The 1960s was an interesting period to grow up in as society was in major flux. Throughout the decade, Walter Cronkite reported on civil rights battles, Vietnam, the rising youth culture and drugs, the peace movement, the beginning of the fight for women’s rights, the growing awareness of the environment, the dawn of computer technology, etc. Young people were rapidly losing faith in traditional institutions and were turning elsewhere for answers.
Because of my five older sisters’ love of The Beatles, I constantly heard the group’s music on the family stereo from 1964 until the end of the decade. Every time a new Beatles album came out it would be played over, and over, and over again until we all knew the words of every song by heart.

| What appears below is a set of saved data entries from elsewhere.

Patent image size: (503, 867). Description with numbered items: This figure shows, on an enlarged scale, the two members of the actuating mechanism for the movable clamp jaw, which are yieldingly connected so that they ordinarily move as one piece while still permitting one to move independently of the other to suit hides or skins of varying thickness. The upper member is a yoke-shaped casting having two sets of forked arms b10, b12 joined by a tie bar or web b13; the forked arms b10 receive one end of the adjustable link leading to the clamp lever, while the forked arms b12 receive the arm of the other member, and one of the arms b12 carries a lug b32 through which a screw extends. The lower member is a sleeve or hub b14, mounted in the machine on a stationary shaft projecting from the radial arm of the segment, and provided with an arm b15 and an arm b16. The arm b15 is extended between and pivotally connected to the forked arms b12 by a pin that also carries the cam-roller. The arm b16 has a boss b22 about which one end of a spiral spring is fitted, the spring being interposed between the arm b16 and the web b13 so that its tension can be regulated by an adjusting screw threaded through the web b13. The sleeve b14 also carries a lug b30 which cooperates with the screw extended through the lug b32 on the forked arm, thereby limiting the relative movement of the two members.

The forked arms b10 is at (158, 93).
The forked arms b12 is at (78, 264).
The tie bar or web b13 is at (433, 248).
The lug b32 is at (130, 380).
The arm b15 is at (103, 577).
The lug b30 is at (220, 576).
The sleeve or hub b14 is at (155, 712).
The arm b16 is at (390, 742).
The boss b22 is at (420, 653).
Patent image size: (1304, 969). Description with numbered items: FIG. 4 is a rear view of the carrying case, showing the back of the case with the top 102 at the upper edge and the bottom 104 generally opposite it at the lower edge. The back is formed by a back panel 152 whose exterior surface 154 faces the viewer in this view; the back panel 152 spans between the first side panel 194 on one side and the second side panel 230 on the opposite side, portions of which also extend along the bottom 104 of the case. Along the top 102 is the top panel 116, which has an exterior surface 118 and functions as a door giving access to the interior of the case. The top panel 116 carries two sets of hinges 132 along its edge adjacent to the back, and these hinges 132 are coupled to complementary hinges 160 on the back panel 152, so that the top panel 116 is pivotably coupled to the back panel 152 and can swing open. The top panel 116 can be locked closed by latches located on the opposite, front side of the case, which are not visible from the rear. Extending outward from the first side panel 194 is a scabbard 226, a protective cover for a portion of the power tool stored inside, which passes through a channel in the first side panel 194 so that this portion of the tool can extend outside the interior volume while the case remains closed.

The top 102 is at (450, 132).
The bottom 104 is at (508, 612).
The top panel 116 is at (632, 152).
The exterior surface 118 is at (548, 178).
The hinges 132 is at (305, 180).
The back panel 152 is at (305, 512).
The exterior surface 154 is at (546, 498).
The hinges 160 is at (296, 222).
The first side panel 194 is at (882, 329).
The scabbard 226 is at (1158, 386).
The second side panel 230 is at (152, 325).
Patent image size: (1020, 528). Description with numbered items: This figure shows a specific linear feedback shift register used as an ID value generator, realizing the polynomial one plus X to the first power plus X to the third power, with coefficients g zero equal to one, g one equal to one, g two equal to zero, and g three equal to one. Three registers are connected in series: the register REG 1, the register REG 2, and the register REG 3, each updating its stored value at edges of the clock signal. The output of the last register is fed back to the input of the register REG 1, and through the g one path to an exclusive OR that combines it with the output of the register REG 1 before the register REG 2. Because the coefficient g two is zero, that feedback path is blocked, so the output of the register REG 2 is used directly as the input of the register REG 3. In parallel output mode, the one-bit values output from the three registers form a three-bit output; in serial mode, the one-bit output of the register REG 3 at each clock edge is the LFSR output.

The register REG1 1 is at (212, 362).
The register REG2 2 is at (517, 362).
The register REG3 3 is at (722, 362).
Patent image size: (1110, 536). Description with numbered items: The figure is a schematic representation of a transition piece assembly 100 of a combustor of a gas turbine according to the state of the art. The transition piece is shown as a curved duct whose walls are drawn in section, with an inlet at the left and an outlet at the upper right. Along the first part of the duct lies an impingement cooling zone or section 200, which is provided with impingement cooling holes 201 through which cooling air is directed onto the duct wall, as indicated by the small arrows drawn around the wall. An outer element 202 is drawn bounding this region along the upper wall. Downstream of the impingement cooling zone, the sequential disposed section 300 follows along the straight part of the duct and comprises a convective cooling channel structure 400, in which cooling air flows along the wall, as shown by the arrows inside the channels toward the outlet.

I recently watched a PBS special on the 50th anniversary of the Beatles’ “Sgt. Pepper’s Lonely Hearts Club Band” released in 1967. The album was a revolutionary recording at the time with its pioneering studio gimmickry. It was the first LP album cover which included the song lyrics and we were all transfixed by “heavy” wisdom of the far-out Beatles.
Jim McGuinn of The Byrds and a Beatles contemporary proclaimed in 1966, “Lord Buckley (comedic hipster) said that the entertainers now are the new clergy.”
Institutional religion appeared as passé and the rock and roll troubadours seemed to have all the answers. “Sex, drugs, and rock and roll” was the new religion of the young and rock concerts were the new churches. Albums like “Sgt. Pepper” were the new bibles.
John Lennon of the Beatles went even farther that same year when he declared, “Christianity will go. It will vanish and shrink. I needn’t argue about that. I’m right and I’ll be proved right. We’re more popular than Jesus now. I don’t know which will go first, rock ‘n’ roll or Christianity. Jesus was all right but his disciples were thick and ordinary. It’s them twisting it that ruins it for me.”
Lennon was right in some respects. Cultural (c)hristianity, the kind Lennon was familiar with, has all but disappeared in Europe and is declining in the U.S. But the Gospel of salvation by God’s grace through faith in Jesus Christ alone continues to go out into the world.
Jim McGuinn changed his first name to Roger in 1967 as part of his initiation into an Eastern religion. But after hitting rock-bottom after years of heavy drug use, McGuinn accepted Jesus Christ as his Savior in 1977.
The Beatles’ partnership was formally dissolved in 1975 after five years of bitter personal and legal acrimony. I guess the lads needed more than love after all. John Lennon was murdered by an insane fan in 1980 and his Beatles-mate, George Harrison, died of lung cancer in 2001.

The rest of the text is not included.